It may not be dubbed the Trial of the Century but whatever ruling comes out of the lawsuit against Wisconsin’s Voter ID law may well have an impact that lasts as long. Testimony from a wide range of experts, county clerks and other relevant parties is being heard by U.S. District Judge James Peterson. The suit was brought by One Wisconsin Now and Citizen Action of Wisconsin Education Fund, with the argument that Republican officials passed the law and other related rules as an intentional means of disenfranchising minority and Democratic voters. More than the witnesses called by the plaintiffs, it is in the testimony of those people called to defend the new rules that we get the most insight into the massive rift of understanding between the sides. It also has highlighted the very disparities they’ve set out to defend. A political scientist testifying on behalf of the state claimed that the state’s free ID program could “potentially” mitigate the negative effects of the law, specifically on black voters, who are more than five times as likely as white voters to go through the process to receive a free ID in order to vote. Why make people jump through the extra hoop in the first place, though? There still are no documented cases of voter fraud. This “solution” in search of a problem has only disenfranchised otherwise eligible voters, as evidenced by several of the people who testified about the problems and barriers they faced in trying to receive even those free IDs.

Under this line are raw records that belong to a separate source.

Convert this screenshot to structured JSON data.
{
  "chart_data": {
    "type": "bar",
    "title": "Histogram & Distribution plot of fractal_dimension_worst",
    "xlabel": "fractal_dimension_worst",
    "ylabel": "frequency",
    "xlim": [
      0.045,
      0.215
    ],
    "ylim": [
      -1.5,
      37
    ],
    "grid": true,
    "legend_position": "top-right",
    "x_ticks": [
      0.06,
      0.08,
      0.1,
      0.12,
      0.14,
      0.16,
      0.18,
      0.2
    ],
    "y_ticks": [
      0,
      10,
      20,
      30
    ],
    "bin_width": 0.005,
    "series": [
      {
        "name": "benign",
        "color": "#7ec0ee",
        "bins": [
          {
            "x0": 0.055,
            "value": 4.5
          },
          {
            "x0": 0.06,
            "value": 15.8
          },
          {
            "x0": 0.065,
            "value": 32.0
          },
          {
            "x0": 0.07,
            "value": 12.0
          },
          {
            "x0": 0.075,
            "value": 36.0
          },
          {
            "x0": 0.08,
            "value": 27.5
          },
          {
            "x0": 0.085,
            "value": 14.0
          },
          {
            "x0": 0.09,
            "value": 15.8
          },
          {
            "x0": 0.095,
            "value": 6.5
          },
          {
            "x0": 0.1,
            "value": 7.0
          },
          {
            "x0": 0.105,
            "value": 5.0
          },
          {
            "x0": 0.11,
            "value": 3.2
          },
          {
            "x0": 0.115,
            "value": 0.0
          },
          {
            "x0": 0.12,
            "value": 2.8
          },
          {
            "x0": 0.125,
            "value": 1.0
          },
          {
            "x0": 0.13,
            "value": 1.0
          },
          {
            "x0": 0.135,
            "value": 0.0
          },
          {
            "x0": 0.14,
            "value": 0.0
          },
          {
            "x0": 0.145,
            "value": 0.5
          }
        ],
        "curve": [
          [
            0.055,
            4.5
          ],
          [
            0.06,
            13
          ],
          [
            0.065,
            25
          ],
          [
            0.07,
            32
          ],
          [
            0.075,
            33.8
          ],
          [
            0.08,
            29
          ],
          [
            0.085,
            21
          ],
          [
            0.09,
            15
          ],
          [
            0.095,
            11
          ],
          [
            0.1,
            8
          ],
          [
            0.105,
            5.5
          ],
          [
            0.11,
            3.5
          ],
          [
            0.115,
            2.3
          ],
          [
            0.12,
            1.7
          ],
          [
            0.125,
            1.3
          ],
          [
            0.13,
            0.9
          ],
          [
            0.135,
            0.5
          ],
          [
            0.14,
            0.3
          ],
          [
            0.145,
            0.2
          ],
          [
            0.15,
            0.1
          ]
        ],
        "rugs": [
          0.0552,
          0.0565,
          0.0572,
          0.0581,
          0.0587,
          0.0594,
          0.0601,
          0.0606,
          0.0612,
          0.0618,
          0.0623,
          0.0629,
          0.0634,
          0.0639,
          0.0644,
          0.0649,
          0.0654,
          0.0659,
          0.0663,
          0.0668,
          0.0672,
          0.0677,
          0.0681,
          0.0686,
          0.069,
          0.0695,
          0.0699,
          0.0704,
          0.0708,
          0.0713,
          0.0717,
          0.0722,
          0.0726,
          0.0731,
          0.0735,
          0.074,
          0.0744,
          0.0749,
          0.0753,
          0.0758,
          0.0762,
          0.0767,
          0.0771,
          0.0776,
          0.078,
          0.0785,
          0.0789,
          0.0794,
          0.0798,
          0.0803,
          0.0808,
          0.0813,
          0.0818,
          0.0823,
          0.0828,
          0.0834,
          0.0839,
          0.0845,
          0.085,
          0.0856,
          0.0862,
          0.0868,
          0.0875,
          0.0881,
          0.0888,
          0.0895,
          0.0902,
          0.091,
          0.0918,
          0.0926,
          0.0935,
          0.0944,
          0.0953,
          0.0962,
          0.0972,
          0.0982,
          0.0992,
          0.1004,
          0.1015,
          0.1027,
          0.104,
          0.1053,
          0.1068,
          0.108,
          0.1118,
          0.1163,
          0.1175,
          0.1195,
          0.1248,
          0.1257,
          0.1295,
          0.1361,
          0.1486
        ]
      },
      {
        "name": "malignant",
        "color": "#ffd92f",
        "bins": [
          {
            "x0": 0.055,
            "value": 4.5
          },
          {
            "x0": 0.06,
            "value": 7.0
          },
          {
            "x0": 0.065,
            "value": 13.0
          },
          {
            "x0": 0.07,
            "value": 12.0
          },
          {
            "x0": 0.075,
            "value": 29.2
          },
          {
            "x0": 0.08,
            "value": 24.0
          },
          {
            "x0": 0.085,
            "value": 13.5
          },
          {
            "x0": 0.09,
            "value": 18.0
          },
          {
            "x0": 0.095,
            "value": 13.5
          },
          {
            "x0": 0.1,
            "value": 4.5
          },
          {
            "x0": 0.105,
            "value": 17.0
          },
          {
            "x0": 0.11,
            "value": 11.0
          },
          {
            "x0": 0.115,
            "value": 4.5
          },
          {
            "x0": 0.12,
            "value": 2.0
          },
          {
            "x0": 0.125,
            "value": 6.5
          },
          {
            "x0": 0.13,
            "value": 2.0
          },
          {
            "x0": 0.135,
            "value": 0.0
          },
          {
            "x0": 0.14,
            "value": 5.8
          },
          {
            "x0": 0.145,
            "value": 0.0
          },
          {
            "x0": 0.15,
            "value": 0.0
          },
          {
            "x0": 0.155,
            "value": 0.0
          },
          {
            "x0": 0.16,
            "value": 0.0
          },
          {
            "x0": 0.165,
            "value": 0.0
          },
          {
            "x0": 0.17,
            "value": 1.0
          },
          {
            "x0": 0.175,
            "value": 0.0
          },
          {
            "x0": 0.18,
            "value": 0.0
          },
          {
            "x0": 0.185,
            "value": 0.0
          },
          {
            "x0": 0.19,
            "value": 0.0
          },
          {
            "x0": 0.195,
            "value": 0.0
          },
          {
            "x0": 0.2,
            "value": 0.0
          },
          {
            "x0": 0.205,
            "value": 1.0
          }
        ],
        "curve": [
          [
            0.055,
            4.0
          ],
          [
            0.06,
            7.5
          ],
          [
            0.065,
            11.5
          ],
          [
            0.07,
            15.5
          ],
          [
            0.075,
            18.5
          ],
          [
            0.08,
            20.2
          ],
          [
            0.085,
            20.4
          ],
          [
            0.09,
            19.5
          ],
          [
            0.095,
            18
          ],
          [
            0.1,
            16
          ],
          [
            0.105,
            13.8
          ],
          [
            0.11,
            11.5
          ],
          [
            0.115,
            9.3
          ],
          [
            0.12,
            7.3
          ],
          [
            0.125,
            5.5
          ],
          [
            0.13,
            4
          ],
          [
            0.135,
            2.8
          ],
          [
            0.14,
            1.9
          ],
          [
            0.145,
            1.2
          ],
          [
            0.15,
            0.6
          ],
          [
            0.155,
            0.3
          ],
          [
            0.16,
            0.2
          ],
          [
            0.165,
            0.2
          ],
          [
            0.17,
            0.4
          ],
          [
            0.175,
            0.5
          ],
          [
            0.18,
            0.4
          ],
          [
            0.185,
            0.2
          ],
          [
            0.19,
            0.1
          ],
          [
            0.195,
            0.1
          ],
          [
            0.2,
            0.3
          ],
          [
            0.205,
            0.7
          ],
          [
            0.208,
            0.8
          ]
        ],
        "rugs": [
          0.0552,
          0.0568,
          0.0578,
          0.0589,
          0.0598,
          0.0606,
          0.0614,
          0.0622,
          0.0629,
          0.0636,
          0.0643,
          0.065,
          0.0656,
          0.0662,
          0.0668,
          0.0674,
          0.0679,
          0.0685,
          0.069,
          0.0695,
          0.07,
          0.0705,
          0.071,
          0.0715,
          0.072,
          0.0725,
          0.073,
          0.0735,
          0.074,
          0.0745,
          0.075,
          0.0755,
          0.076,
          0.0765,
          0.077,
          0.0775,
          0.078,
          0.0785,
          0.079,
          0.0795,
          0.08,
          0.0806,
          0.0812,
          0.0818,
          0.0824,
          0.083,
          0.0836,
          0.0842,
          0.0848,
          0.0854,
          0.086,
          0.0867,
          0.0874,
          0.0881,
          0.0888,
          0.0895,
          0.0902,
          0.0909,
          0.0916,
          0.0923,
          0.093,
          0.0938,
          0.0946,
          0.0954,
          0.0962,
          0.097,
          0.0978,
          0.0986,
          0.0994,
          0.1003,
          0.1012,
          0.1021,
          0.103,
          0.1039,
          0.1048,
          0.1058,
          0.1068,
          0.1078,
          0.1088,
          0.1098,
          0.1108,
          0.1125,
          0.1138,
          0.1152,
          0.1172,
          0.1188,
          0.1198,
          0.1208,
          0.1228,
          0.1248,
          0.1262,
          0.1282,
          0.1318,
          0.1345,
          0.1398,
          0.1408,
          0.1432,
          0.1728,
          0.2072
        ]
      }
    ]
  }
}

Meanwhile, city and county clerks from predominantly white, heavily conservative communities perhaps unwittingly highlighted the serious disparities inherent in the rules by noting their support for new limitations on in-person absentee voting. Those changes included getting rid of most early voting, as well as the ability to have multiple locations available for that voting.
In a small community it might well make sense to have just one location, but in places such as the city of Milwaukee, Madison and other large population centers, having multiple locations is not only more logistically feasible, it’s often necessary. Those with limited transportation options shouldn’t have to plan an entire day around getting to a single location that may be located on the far side of the city or county from where they live.